Creamsteak
Explorer
http://news.bbc.co.uk/1/hi/sci/tech/3546973.stm
Ok, I think I understand what they are based on what I learned about Quarks and Leptons in High School Physics... but what do they do? So particles don't have mass unless they have these things? Wha?
Ok, I think I understand what they are based on what I learned about Quarks and Leptons in High School Physics... but what do they do? So particles don't have mass unless they have these things? Wha?
A scientist says one of the most sought after particles in physics - the Higgs boson - may have been found, but the evidence is still relatively weak.
Peter Renton, of the University of Oxford, says the particle may have been detected by researchers at an atom-smashing facility in Switzerland.
The Higgs boson explains why all other particles have mass and is fundamental to a complete understanding of matter.
Dr Renton's assessment of the Higgs hunt is published in Nature magazine.
His paper in the journal reviews the current state of play.
"There's certainly evidence for something, whether it's the Higgs boson is questionable," Dr Renton, a particle physicist at Oxford, told BBC News Online.
"It's compatible with the Higgs boson certainly, but only a direct observation would show that."
If correct, Dr Renton's assessment would place the elusive particle's mass at about 115 gigaelectronvolts.
Unstable particle
This comes from a signal obtained at the large electron positron collider (LEP) in Geneva, Switzerland, which has now been dismantled to make way for its replacement - the large hadron collider (LHC).
However, there is a 9% probability that the signal could be background "noise".
Before the LEP accelerator was decommissioned, physicists used it to send particles called electrons and positrons careering in opposite directions around its circular pipe, which had a circumference of about 27km.
When these particles collided, they created bursts of high energy. Such collisions themselves are too small to study but new, heavier particles can appear amongst the debris.
The Higgs boson is thought to be highly unstable and, once produced, should quickly decay.
Dr Renton cites indirect evidence taken from observations of the behaviour of other particles in colliders that agrees with the figure of 115 gigaelectronvolts for the mass of the Higgs boson.
"It's controversial. The data is possibly indicative, but it needs confirmation," said Bryan Webber, professor of theoretical physics at the University of Cambridge.
"Its mass is right at the maximum energy they could run the [LEP] at. But the indirect indications are that the Higgs boson should be close to that value."
Mass giver
Physicists have observed 16 particles that make up all matter under the Standard Model of fundamental particles and interactions.

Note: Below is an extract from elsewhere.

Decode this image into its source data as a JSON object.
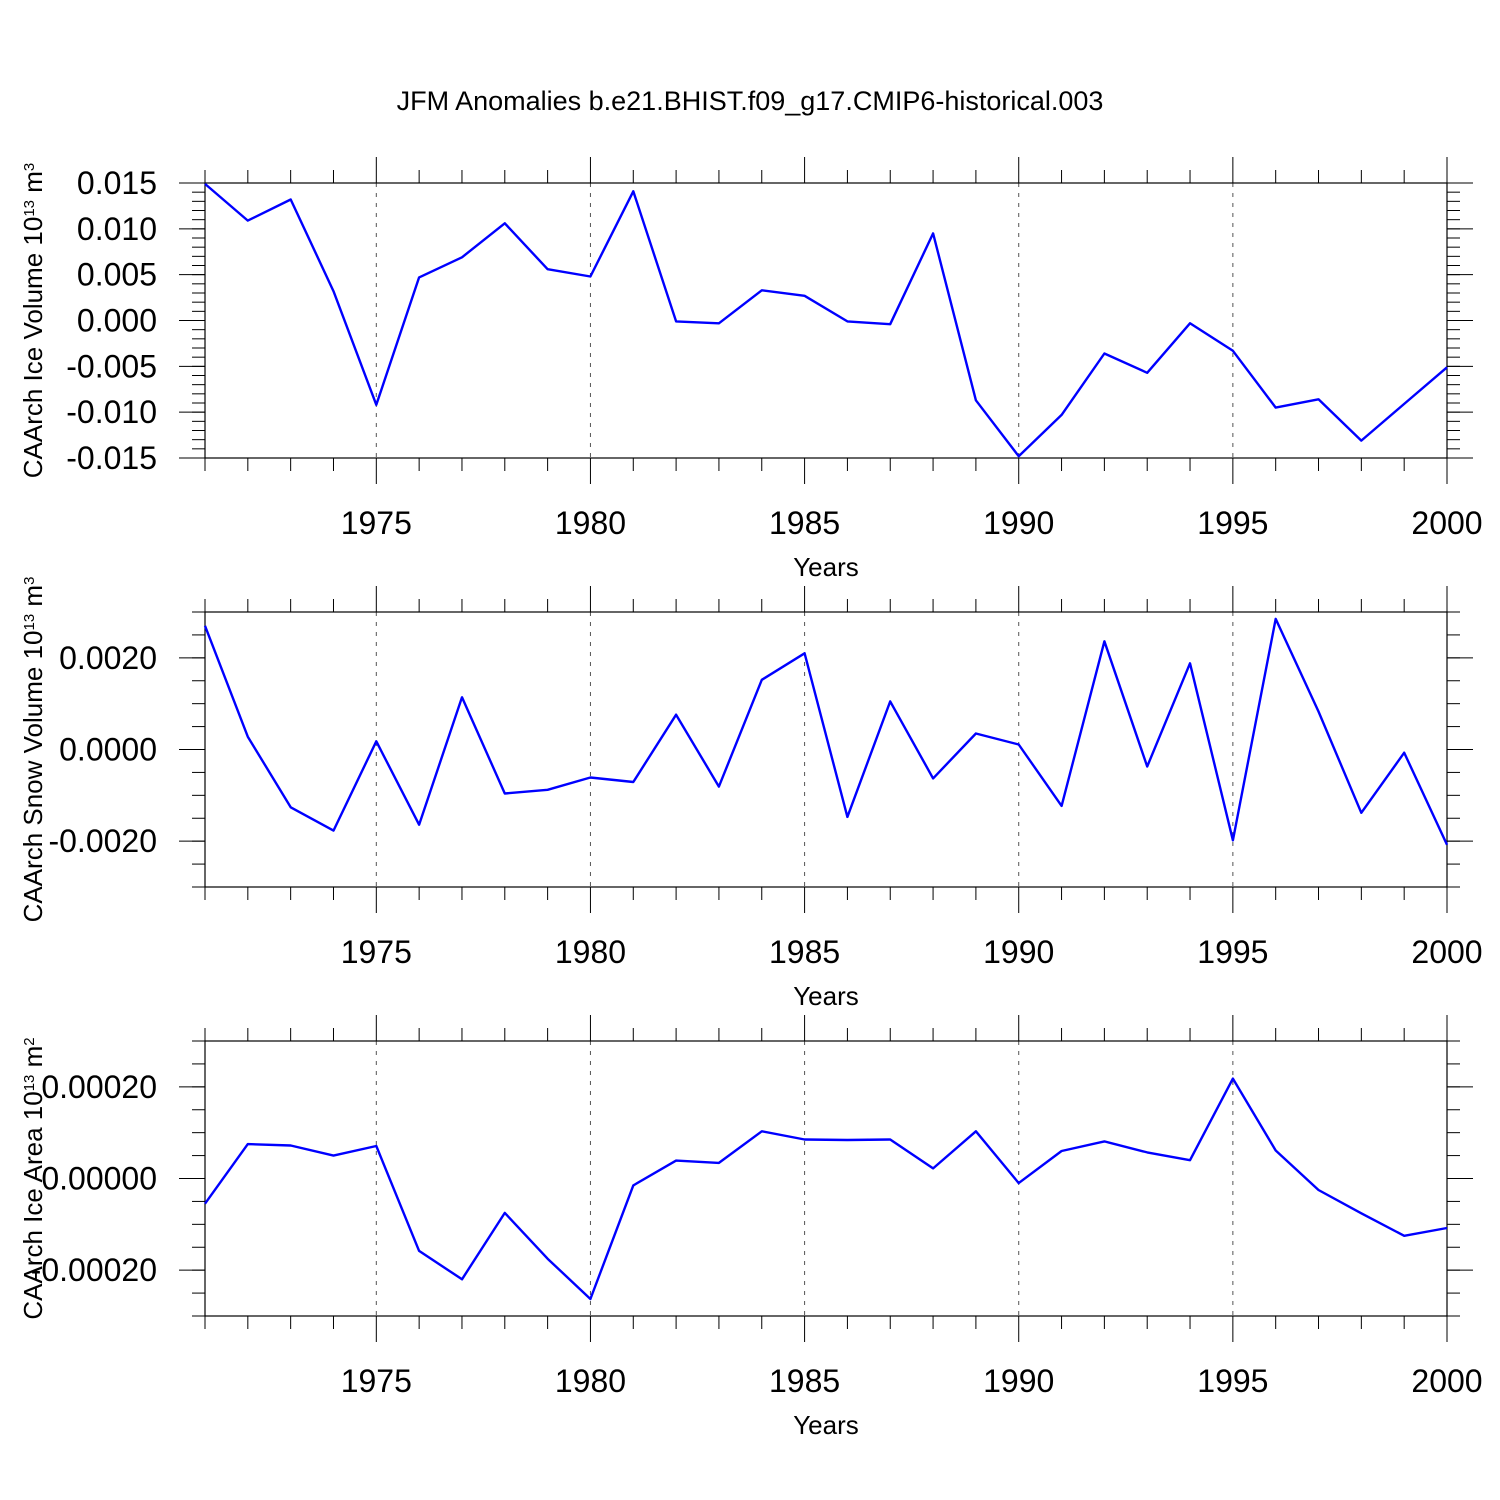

But the sums do not quite add up for the Standard Model to be true if these particles are considered alone. If only 16 particles existed, they would have no mass - contradicting what we know to be true in nature.
Another particle has to give them this mass. Enter the Higgs boson, first proposed by University of Edinburgh physicist Peter Higgs and colleagues in the late 1960s.
Their theory was that all particles acquire their mass through interactions with an all-pervading field, called the Higgs field, which is carried by the Higgs boson.
The Higgs' importance to the Standard Model has led some to dub it the "God particle".
Dr Renton said he hoped that once the large hadron collider was up and running in 2007, the Higgs boson would be detected within a year or two.
The LHC is a more energetic accelerator which will allow a much higher mass range to be explored. It will also be capable of producing much more intense particle beams which means that data can be aggregated much faster.
It is also possible the Fermi National Accelerator Laboratory outside Chicago, US, could make the discovery.
Researchers there are hopeful they can secure enough data to prove the Higgs' existence before the LHC comes online.